Oder ist es Aufgabe von Koalitionsfraktionen, das im einzelnen zu erarbeiten? Ich meine, das wirft ein bezeichnendes Licht auch auf die Führungsfähigkeit dieser Bundesregierung.
Eine ähnliche Zurückhaltung ist auch beim bereichsspezifischen Datenschutz festzustellen, im Sicherheitsbereich, meine Damen und Herren. Während die Länder in der Innenministerkonferenz intensiv an den erforderlichen Änderungen ihrer Polizeigesetze arbeiten — Sie haben zu Recht darauf hingewiesen —, inwieweit nämlich bereichsspezifische Regelungen notwendig sind, ist immer noch ungeklärt, wie weit die Vorschriften des Bundesrechts geändert werden. Meine Damen und Herren, insbesondere vermisse ich Vorstellungen über die Änderung der Strafprozeßordnung. Denn das, was die Innenministerkonferenz zur Novellierung des Musterentwurfs für ein Polizeigesetz vorlegen kann, bleibt ein Torso, wenn nicht gleichzeitig die Strafprozeßordnung geändert wird. Aber hier scheinen sich der Innenminister und der Justizminister im Zaudern zu finden.
Offenbar sieht die Bundesregierung in der Entscheidung des Bundesverfassungsgerichts nur ein vorübergehendes Gewitter, dessen unvermeidlichen Flurschaden es im nachhinein soweit wie möglich zu begrenzen gilt.

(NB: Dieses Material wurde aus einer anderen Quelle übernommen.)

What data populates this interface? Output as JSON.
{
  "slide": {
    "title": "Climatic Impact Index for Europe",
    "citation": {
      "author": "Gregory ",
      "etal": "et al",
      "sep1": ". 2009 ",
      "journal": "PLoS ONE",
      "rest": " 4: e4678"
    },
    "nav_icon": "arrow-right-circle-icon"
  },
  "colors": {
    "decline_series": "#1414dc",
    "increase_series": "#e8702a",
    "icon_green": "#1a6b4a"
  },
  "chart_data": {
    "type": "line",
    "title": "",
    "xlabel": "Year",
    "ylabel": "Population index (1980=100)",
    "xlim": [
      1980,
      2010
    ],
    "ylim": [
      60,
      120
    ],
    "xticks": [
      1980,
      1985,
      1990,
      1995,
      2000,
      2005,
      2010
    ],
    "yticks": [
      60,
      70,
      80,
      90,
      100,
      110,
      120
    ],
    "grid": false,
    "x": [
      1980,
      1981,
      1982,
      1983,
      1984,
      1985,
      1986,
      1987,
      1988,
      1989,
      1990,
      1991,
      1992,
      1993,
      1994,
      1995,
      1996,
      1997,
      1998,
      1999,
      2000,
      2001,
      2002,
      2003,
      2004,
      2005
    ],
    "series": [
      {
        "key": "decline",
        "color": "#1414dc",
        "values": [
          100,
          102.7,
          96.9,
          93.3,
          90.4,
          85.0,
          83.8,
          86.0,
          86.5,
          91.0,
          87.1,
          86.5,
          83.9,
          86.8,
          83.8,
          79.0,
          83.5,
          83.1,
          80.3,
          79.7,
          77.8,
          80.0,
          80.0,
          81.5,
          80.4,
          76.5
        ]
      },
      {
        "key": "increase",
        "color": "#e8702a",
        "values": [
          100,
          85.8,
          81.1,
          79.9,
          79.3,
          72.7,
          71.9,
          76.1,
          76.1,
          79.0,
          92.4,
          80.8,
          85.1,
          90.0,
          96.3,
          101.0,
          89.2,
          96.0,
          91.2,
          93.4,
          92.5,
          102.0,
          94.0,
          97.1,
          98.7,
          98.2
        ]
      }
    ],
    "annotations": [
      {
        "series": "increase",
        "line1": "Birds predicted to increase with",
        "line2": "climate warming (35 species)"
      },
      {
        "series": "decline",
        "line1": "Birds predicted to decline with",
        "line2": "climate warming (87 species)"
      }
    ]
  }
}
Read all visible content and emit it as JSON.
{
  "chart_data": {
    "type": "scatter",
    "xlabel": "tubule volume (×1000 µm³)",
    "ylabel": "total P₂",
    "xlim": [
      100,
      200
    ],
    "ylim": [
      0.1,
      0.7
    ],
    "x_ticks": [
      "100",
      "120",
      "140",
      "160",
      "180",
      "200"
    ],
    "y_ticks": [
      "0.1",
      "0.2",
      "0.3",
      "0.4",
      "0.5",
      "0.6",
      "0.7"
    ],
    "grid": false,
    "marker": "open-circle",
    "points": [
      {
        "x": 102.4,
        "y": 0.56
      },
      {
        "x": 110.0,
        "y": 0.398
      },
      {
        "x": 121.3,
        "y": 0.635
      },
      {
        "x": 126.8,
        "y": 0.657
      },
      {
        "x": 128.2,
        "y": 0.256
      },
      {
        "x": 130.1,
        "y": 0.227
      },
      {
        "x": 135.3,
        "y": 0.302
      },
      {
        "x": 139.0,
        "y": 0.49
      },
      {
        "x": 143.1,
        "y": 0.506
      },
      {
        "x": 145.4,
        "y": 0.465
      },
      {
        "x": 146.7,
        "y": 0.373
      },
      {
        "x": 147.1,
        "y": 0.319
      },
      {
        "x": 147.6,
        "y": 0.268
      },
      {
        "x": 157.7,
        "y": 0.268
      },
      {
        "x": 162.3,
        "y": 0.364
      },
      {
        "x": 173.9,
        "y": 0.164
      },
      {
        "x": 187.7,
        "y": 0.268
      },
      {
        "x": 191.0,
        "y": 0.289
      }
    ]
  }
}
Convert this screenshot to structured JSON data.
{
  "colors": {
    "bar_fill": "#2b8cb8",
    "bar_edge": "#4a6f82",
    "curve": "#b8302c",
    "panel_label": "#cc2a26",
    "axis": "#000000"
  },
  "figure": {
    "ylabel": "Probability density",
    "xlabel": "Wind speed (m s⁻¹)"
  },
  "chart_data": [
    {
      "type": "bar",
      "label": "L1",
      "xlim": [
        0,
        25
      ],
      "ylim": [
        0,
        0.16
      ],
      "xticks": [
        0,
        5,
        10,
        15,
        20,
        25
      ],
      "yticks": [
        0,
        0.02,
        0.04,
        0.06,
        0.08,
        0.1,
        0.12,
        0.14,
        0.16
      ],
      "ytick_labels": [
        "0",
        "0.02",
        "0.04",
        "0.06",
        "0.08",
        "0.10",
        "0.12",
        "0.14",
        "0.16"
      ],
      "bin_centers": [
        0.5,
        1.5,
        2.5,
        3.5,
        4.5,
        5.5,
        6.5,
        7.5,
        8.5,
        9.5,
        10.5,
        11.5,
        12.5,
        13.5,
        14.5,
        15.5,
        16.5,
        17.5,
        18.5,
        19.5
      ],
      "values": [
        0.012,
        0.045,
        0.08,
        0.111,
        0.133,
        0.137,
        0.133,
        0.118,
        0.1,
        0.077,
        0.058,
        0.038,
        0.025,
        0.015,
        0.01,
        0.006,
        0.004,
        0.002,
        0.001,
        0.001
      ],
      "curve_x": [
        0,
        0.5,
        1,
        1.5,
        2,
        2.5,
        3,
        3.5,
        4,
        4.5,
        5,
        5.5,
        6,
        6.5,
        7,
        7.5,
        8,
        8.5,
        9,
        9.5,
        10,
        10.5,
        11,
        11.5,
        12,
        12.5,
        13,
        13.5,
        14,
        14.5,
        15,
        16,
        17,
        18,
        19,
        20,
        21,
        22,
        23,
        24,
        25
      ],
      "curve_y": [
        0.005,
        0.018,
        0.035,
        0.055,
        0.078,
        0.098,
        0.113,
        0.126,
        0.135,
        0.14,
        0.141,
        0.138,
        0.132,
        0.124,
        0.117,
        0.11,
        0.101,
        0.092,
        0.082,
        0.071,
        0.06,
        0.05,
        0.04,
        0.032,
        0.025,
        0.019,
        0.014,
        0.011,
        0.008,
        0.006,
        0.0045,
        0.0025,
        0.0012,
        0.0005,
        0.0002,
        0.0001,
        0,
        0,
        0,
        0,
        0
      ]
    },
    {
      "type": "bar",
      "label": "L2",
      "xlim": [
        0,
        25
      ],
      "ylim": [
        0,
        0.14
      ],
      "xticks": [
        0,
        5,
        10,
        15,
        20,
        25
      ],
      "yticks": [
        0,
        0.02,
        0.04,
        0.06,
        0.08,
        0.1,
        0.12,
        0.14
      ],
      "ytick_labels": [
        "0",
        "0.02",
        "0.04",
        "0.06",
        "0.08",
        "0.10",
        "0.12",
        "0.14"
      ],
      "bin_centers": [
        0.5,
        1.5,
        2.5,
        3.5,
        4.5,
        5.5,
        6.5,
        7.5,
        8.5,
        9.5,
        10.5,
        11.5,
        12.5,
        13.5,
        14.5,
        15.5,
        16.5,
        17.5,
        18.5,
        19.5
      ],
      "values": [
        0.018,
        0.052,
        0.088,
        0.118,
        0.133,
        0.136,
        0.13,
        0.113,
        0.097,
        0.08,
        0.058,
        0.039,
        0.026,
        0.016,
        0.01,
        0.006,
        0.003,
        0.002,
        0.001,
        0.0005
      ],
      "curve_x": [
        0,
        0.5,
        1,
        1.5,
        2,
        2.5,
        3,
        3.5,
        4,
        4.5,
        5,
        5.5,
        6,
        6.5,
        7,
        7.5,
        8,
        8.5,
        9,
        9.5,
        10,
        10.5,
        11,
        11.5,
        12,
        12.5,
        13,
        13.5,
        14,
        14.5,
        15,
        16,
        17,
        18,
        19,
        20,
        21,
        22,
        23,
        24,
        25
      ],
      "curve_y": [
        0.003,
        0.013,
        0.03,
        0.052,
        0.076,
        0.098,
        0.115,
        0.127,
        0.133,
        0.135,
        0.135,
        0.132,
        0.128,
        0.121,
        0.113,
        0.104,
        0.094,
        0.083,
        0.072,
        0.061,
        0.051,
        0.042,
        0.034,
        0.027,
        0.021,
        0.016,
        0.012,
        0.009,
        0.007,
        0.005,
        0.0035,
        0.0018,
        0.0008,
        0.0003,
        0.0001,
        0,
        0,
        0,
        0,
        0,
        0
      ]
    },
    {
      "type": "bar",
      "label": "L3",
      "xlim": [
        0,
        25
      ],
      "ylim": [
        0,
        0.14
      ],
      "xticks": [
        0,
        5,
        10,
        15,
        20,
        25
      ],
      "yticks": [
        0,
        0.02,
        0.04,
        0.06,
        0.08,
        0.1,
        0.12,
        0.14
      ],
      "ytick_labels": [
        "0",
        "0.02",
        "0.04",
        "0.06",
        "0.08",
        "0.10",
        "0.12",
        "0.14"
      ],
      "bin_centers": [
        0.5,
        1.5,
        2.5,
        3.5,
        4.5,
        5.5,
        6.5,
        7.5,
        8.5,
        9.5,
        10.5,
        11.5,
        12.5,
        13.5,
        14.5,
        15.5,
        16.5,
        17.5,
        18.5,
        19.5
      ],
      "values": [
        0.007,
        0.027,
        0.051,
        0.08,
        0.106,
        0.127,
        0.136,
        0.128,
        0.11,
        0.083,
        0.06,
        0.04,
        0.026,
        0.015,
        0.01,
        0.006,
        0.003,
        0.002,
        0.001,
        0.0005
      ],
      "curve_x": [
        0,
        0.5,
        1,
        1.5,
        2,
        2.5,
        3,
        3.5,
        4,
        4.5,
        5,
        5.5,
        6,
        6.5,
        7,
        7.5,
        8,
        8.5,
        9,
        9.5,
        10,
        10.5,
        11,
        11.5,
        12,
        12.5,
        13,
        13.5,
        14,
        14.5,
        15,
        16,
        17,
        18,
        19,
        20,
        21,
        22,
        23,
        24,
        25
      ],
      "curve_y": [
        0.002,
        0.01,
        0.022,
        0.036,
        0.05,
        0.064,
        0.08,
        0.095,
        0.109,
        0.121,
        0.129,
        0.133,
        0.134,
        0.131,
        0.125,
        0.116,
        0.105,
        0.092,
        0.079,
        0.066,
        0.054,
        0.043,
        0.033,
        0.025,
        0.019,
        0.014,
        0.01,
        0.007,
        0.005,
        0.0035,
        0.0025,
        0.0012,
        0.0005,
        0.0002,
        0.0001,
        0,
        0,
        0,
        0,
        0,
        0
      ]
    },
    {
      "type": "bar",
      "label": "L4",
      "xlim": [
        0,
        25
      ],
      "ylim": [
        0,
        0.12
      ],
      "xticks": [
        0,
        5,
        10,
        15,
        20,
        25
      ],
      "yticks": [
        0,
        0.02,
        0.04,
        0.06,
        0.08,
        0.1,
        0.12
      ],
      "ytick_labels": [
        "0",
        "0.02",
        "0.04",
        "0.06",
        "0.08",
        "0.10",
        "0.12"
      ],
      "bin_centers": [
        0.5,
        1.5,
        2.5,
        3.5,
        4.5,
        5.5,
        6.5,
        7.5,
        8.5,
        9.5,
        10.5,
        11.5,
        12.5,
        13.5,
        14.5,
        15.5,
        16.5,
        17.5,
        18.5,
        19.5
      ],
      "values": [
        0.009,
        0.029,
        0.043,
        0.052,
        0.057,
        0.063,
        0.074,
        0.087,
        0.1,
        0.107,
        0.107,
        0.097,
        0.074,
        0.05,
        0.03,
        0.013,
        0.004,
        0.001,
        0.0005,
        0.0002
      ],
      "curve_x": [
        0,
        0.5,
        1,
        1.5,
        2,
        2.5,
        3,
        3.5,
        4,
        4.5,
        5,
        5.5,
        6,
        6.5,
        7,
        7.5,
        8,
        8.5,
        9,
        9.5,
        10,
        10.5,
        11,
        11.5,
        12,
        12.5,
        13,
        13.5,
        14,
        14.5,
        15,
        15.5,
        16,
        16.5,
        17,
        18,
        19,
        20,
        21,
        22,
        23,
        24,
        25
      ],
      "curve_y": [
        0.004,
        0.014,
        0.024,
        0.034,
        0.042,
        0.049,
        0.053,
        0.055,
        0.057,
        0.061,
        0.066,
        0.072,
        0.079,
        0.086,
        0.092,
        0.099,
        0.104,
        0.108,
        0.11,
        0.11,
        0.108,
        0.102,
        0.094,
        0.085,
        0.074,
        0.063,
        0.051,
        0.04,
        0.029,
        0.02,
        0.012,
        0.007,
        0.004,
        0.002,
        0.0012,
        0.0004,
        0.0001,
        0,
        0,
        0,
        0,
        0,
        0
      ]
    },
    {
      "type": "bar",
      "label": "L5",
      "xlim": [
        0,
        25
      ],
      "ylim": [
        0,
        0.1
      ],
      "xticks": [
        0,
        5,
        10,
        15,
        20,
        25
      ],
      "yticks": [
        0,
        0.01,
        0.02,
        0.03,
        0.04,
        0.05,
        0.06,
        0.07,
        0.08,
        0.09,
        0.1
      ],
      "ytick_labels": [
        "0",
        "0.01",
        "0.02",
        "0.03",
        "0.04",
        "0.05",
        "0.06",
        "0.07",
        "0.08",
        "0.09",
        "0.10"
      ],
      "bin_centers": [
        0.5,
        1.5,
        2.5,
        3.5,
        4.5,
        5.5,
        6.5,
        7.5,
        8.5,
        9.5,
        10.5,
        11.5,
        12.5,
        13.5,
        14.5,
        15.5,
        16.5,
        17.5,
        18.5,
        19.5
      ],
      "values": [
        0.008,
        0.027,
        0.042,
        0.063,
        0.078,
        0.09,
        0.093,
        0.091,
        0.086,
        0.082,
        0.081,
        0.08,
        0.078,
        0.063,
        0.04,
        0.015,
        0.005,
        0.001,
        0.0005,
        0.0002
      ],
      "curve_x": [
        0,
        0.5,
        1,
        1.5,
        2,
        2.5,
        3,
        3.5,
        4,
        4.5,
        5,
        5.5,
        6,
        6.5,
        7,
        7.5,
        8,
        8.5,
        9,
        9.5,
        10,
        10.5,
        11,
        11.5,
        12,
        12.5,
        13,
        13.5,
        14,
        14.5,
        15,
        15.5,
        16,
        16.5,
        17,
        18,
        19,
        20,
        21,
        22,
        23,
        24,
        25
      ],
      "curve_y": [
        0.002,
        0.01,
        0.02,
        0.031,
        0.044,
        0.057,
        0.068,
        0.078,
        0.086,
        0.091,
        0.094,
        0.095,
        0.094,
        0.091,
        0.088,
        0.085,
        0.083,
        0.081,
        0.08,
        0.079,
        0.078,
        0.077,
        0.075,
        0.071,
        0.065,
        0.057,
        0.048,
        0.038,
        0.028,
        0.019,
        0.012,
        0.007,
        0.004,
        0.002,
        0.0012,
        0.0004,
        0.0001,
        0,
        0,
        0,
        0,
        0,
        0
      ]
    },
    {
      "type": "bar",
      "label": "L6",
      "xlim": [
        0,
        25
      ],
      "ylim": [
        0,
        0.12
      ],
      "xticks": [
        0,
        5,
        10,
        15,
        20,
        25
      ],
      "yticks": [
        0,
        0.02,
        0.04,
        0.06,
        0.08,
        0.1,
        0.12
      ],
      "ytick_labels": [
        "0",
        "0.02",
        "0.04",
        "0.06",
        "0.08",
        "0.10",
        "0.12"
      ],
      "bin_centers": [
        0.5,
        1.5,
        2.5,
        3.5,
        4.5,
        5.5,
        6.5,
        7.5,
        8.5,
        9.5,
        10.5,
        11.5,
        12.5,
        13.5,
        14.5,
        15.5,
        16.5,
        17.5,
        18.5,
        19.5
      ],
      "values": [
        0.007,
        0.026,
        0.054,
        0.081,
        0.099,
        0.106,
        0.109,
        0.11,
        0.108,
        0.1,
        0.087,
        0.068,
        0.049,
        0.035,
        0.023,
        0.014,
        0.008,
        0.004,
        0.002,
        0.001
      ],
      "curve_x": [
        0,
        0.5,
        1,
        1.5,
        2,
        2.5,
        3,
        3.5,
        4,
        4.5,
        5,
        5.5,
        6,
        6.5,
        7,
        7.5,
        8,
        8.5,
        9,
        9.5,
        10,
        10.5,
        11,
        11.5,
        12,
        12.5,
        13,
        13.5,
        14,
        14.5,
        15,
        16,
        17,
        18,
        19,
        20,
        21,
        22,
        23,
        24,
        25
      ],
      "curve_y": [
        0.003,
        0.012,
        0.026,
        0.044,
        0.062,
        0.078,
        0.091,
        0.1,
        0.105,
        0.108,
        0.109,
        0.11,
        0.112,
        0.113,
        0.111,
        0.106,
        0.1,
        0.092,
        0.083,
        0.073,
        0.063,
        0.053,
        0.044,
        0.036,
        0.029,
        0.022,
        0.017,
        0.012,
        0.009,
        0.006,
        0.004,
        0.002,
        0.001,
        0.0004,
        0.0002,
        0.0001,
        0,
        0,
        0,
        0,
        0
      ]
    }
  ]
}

Was ist die Folge dieses Verhaltens, meine Damen und Herren? Nachdem ich Herrn Kollegen Hirsch gehört habe — ich habe aufmerksam zugehört — und Herrn Laufs und sehr wohl die Töne und Zwischentöne gehört habe, bin ich sehr gespannt, auf was sie sich einigen werden. Herr Hirsch, das, was ich in Nordrhein-Westfalen vorgelegt habe, ist ein Referentenentwurf. Das ist wohl wahr. Aber Sie können davon ausgehen, daß dieser Referentenentwurf in Punkt und Komma meine
Handschrift trägt. Sonst würde ich in dieser Situation nicht einen solchen Entwurf vorlegen. Es ist sehr wohl so, Herr Hirsch, daß hier manches noch unzulänglich ist. Wer etwas vorlegt, setzt sich der Kritik aus. Das ist sicher richtig. Aber, verehrter Herr Kollege Hirsch, ob es Ihnen gelingt, sich mit Herrn Laufs auf das zu verständigen, was ich für den öffentlichen Bereich vorgelegt habe, darauf bin ich sehr gespannt. Ich würde mich sehr freuen, wenn Sie das könnten, wenn Sie vielleicht auch noch weiter gehen könnten.